Which, I don't really care about when I'm listening to the music, but when it comes to the historical record, I think she'll primarily remembered just by her fans, not the general and broader culture.
by Anonymous | reply 86 | December 1, 2018 6:47 PM |
Great points, r85 & r86.
by Anonymous | reply 87 | December 2, 2018 10:10 AM |
Fuck.... you’re back again? I can’t wait until you die so I don’t have to read you’re shitty 90’s shit singer threads. Tori sucks too.
by Anonymous | reply 89 | December 4, 2018 10:22 PM |
Bugger off, r89
by Anonymous | reply 90 | December 5, 2018 10:38 AM |
We've all said our piece, you don't have to keep bumping your own thread....
by Anonymous | reply 92 | December 7, 2018 2:35 PM |
Thank you, r92.
by Anonymous | reply 93 | December 7, 2018 11:25 PM |
This is a review of SFTC SFTS from Rolling Stone magazine in 2000.
by Anonymous | reply 94 | December 8, 2018 6:32 PM |
I do hope PJ Harvey makes another rock record before she retires from the industry.
by Anonymous | reply 95 | December 19, 2018 11:22 AM |
Sadly I think it'll be a long time before she even makes another record. 5/6 year gaps seem to be the norm, maybe the duration between albums will become longer as she gets older.
by Anonymous | reply 96 | December 19, 2018 12:22 PM |
I agree with you, r96.
by Anonymous | reply 97 | December 19, 2018 1:19 PM |
PJ Harvey - This Mess We're In (Solo Vocals Version) This is the version of 'This Mess We're In' that Harvey had created before the addition of Thom Yorke's lead vocals.
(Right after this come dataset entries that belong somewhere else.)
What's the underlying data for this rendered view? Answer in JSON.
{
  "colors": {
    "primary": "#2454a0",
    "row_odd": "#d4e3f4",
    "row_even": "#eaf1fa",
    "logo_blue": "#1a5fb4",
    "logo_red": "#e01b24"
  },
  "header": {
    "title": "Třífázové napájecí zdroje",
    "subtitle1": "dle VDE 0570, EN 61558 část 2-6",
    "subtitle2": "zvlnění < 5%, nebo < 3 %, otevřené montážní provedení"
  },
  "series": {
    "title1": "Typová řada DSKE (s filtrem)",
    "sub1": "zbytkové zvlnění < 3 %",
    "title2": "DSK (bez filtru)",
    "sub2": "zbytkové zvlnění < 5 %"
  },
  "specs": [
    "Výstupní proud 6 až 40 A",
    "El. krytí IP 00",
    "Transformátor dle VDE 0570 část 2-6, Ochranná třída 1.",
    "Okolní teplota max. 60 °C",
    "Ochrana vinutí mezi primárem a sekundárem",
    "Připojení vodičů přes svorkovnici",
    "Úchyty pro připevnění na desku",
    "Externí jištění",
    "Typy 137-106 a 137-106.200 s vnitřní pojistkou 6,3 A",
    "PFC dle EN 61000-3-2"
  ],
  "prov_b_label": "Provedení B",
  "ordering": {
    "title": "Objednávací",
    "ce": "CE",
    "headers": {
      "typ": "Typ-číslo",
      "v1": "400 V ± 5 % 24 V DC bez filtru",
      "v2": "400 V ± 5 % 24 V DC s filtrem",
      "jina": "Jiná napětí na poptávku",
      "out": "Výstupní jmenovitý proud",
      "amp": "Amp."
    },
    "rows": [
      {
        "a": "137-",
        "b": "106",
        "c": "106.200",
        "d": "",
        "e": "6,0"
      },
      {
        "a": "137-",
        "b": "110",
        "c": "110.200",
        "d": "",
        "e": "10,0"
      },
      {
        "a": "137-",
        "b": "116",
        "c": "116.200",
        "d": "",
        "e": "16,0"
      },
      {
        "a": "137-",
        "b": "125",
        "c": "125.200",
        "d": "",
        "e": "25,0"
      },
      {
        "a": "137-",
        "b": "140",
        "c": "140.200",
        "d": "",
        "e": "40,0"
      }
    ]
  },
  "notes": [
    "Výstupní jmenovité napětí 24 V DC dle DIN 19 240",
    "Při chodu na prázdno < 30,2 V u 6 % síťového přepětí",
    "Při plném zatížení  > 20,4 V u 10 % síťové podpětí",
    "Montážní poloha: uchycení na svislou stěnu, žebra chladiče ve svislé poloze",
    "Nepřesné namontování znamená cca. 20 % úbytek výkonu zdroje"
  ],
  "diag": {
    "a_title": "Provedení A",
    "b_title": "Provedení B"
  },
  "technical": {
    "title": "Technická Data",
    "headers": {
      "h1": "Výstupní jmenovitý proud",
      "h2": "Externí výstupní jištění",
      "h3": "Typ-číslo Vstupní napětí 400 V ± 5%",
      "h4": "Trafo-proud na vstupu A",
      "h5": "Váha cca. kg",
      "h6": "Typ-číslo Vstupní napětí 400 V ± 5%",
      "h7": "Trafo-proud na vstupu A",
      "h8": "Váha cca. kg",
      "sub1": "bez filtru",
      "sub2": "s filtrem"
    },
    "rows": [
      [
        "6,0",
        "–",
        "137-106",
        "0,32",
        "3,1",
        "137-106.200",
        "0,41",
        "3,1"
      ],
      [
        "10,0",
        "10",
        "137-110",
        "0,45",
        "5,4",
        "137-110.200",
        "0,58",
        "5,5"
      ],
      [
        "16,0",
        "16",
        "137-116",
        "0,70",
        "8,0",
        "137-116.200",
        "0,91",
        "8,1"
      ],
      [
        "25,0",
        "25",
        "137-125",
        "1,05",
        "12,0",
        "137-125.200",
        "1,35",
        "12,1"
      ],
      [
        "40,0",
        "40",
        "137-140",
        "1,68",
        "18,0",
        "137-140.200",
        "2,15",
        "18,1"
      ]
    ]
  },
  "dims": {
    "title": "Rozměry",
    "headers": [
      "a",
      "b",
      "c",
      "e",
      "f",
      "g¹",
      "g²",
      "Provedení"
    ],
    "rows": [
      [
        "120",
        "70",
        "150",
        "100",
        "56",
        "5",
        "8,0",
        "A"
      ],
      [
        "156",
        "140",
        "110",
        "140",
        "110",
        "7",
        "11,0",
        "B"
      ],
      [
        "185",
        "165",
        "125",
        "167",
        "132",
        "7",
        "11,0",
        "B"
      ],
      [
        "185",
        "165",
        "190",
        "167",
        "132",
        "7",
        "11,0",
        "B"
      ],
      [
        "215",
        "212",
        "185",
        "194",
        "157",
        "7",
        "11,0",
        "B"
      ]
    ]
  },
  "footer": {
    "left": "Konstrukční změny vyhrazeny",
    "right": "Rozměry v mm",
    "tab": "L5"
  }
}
A fan of his voice, she wrote this song with the Radiohead frontman in mind, feeling very strongly that it "had to be sung by a man". *Yorke also contributed backing vocals and keyboards to two other tracks from the album.
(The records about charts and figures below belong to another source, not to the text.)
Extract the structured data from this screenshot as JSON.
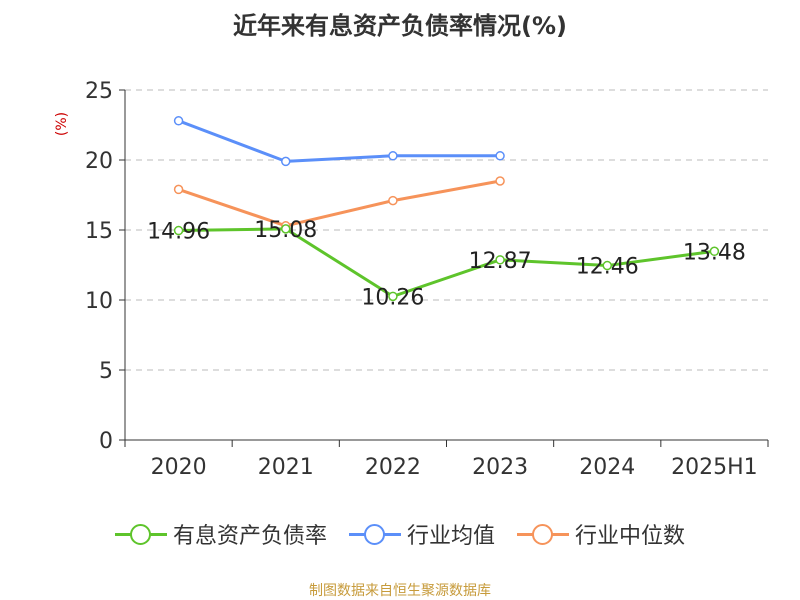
{
  "chart_data": {
    "type": "line",
    "title": "近年来有息资产负债率情况(%)",
    "y_unit": "(%)",
    "categories": [
      "2020",
      "2021",
      "2022",
      "2023",
      "2024",
      "2025H1"
    ],
    "y_ticks": [
      "0",
      "5",
      "10",
      "15",
      "20",
      "25"
    ],
    "ylim": [
      0,
      25
    ],
    "grid": true,
    "legend_position": "bottom",
    "series": [
      {
        "name": "有息资产负债率",
        "color": "#5ec42b",
        "values": [
          14.96,
          15.08,
          10.26,
          12.87,
          12.46,
          13.48
        ],
        "labels": [
          "14.96",
          "15.08",
          "10.26",
          "12.87",
          "12.46",
          "13.48"
        ]
      },
      {
        "name": "行业均值",
        "color": "#5b8ff9",
        "values": [
          22.8,
          19.9,
          20.3,
          20.3,
          null,
          null
        ]
      },
      {
        "name": "行业中位数",
        "color": "#f6935a",
        "values": [
          17.9,
          15.3,
          17.1,
          18.5,
          null,
          null
        ]
      }
    ]
  },
  "footer": "制图数据来自恒生聚源数据库"
}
by Anonymous | reply 98 | January 1, 2019 8:59 PM |
Bump.
by Anonymous | reply 100 | January 5, 2019 8:44 PM |
Review: PJ Harvey, Stories from the City, Stories from the Sea
by Anonymous | reply 105 | June 2, 2019 11:23 PM |
OP, have you even listened to the album? It's her first and perhaps ONLY cd that is HAPPY. I think this album and Rid of Me are (ironically) her two best albums. The others are good or very good.
by Anonymous | reply 106 | June 2, 2019 11:35 PM |
Yes, r106.
Just to let you know. It still holds up. Next?